Im neuen, vielleicht letzten Buch der großen Dichterin Friederike Mayröcker fungiert eine winzige Schere als magisches Objekt. Es ist eine Schere, die nicht nur verbal, in Wortgestalt, aufgerufen wird, sondern als kleine Bleistiftzeichnung im Buch an mehreren Stellen präsent ist, wie eine geheime Signatur.
Eine solche Schere ist – als große Metapher für das Zerschneiden und Collagieren von Wörtern und Sprachbildern – seit je das Werkzeug von großen Phantasiekünstlern und Surrealisten. Die Bücher von Friederike Mayröcker sind seit nunmehr fast 70 Jahren sehr fein gesponnene Gewebe, "magische Blätter", die aus rauschhaften Naturwahrnehmungen, Schlagzeilen, Gedächtnissplittern, Kindheitsbildern und Traumszenen gefügt sind. Dank ihrer überwältigenden Einbildungskraft entstehen daraus leuchtende Mosaike.

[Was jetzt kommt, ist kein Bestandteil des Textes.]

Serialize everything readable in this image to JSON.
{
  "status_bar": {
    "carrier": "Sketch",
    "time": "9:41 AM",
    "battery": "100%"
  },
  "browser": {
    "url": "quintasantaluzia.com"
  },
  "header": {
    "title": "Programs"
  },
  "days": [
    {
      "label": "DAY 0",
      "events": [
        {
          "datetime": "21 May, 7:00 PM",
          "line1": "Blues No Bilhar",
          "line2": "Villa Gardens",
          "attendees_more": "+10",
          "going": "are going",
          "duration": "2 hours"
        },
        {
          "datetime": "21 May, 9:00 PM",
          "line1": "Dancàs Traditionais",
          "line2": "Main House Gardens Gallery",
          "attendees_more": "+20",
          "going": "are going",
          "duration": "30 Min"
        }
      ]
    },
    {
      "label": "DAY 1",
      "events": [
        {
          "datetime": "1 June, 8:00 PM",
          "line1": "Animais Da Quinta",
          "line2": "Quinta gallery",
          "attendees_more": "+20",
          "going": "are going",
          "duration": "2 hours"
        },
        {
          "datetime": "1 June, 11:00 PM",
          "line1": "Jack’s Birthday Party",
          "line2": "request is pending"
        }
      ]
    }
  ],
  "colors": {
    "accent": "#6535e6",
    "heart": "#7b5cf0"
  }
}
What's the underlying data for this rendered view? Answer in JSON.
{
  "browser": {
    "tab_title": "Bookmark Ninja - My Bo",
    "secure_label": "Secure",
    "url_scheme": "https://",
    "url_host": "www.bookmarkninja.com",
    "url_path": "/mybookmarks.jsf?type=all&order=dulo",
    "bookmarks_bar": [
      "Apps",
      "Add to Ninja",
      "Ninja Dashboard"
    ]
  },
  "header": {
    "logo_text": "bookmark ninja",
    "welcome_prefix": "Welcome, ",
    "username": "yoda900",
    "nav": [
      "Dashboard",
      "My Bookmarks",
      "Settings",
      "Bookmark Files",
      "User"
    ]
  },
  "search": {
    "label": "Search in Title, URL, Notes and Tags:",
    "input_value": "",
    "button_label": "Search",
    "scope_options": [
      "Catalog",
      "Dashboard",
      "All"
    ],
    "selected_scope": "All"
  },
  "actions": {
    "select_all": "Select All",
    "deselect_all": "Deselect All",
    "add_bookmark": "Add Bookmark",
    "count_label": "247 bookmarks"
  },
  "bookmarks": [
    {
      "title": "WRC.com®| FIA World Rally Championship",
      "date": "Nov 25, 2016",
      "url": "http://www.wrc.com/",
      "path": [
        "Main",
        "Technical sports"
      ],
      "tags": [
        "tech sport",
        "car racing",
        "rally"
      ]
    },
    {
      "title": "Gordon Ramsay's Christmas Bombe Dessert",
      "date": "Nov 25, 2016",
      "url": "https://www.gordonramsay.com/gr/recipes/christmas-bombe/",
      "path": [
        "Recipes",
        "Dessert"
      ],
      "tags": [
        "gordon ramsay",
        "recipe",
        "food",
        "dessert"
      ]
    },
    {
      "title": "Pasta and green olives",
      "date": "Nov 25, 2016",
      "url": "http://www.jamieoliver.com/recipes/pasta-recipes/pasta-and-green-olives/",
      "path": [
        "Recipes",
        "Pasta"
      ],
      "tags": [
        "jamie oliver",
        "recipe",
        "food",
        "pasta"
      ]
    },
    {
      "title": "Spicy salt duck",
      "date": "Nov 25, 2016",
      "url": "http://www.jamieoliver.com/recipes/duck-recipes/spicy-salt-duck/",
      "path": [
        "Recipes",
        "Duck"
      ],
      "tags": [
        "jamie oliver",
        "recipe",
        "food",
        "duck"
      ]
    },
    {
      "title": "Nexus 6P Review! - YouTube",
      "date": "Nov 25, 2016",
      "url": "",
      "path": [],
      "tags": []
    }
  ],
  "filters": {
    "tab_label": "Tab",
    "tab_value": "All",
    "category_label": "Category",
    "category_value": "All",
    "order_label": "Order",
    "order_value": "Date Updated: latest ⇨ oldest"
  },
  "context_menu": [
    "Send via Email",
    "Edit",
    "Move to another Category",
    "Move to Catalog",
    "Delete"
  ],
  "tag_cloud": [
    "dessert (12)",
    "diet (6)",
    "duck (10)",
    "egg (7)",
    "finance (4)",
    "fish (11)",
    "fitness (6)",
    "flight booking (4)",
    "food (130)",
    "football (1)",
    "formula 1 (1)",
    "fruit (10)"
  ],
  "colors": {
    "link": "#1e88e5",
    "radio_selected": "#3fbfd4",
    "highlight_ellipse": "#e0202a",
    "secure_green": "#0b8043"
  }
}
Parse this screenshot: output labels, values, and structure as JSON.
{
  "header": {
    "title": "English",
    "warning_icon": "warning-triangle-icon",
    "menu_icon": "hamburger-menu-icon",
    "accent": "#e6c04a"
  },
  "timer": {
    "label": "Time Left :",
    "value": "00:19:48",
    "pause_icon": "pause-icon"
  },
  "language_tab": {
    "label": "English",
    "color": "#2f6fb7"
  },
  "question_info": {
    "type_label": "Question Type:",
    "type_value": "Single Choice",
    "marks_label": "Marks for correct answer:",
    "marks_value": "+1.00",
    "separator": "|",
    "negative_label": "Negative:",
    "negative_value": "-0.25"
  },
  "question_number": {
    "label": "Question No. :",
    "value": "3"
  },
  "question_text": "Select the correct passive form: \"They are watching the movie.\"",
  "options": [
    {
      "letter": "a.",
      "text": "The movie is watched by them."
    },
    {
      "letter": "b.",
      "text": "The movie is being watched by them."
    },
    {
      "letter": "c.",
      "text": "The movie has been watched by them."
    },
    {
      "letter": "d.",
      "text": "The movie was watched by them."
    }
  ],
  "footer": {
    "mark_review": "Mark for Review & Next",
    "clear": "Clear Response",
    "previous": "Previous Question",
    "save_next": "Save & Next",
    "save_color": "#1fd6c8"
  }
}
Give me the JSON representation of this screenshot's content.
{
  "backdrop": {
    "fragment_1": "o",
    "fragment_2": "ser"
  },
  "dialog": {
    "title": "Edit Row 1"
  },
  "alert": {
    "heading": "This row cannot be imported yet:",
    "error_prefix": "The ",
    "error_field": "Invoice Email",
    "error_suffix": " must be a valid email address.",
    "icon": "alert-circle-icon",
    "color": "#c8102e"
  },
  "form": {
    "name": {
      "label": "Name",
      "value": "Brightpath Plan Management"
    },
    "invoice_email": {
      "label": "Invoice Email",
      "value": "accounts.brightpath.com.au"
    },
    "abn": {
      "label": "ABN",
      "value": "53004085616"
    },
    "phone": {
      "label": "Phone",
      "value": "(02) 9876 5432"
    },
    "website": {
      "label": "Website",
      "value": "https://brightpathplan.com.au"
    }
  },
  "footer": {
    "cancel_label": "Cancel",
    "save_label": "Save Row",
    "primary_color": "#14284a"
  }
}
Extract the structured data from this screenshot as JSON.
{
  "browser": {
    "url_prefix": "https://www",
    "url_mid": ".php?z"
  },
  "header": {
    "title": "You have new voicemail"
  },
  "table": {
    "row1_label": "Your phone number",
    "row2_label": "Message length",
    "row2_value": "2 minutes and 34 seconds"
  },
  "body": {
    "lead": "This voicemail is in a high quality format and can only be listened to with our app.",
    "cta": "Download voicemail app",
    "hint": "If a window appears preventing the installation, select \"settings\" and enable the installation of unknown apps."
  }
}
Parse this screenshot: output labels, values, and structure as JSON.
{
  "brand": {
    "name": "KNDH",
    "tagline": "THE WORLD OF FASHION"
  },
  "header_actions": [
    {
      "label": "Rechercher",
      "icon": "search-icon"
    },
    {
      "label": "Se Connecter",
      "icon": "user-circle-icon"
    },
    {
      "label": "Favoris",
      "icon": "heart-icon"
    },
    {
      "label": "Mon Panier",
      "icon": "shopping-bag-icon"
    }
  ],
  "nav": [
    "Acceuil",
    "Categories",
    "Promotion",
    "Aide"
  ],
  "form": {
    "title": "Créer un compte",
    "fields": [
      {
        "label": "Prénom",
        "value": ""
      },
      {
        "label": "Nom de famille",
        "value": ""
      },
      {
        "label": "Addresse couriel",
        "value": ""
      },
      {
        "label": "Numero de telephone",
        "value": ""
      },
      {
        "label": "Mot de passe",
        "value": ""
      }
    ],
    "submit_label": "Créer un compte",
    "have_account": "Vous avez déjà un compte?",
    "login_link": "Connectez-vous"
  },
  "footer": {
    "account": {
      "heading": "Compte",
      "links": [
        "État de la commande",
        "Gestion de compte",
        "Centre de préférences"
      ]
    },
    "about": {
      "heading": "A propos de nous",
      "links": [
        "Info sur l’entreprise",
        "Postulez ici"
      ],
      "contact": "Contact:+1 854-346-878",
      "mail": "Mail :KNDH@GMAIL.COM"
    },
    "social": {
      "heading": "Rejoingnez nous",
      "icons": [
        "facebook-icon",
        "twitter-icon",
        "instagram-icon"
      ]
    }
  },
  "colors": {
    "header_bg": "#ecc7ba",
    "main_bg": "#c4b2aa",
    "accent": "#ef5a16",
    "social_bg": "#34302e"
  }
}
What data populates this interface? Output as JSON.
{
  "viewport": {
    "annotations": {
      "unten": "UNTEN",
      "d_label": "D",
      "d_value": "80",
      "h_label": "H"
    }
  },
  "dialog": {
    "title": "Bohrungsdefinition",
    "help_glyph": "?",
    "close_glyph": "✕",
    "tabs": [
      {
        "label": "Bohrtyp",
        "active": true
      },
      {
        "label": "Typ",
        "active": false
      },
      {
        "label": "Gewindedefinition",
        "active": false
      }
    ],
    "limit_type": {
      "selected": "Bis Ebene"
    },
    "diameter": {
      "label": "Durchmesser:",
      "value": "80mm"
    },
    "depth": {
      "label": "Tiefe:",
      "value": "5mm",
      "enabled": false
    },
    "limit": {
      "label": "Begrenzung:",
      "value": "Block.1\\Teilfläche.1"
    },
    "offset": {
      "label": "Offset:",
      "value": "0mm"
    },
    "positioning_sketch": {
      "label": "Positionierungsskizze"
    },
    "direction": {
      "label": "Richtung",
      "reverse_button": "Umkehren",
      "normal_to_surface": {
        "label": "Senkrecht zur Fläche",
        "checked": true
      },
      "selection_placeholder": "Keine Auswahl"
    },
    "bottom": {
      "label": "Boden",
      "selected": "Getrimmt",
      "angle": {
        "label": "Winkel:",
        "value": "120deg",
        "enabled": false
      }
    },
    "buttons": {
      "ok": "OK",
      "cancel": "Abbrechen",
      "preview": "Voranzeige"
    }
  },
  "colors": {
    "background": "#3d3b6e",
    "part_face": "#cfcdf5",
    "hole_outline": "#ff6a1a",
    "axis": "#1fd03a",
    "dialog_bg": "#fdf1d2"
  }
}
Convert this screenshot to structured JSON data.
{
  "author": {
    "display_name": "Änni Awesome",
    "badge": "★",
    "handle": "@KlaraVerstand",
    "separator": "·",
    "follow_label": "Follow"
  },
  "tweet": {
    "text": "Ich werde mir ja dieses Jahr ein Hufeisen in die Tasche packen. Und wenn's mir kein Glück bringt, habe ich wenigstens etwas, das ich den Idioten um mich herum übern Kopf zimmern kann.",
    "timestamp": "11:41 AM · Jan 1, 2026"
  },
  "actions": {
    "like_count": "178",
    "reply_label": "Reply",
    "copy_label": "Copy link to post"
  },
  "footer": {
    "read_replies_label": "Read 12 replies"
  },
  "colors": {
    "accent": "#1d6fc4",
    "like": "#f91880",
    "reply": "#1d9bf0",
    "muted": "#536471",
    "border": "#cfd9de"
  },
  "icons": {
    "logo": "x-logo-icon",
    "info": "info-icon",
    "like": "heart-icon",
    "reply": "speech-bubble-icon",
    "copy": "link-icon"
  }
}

Selbst die eingeschmuggelten Zitate sind oftmals Erfindungen, geboren aus fantastischen Verdrehungen von Wörterfunden auf den Notizzetteln, die in ihrer legendären Schreibhöhle in der Zentagasse in Wien gesammelt sind.
Avantgardismus und Klassismus verquicken
Nach über 80 Büchern hat die mittlerweile 95-jährige Autorin angekündigt, nun ihr letztes Werk vorzulegen, ein weiteres "Proem", wie sie die wilde, offene Form zwischen Poesie und Prosa nennt. In diesem "Proem", das bereits im Titel "da ich morgens und moosgrün. Ans Fenster trete" eine gewisse grammatische Anarchie an den Tag legt, hat sie Eintragungen vom September 2017 bis zum November 2019 versammelt.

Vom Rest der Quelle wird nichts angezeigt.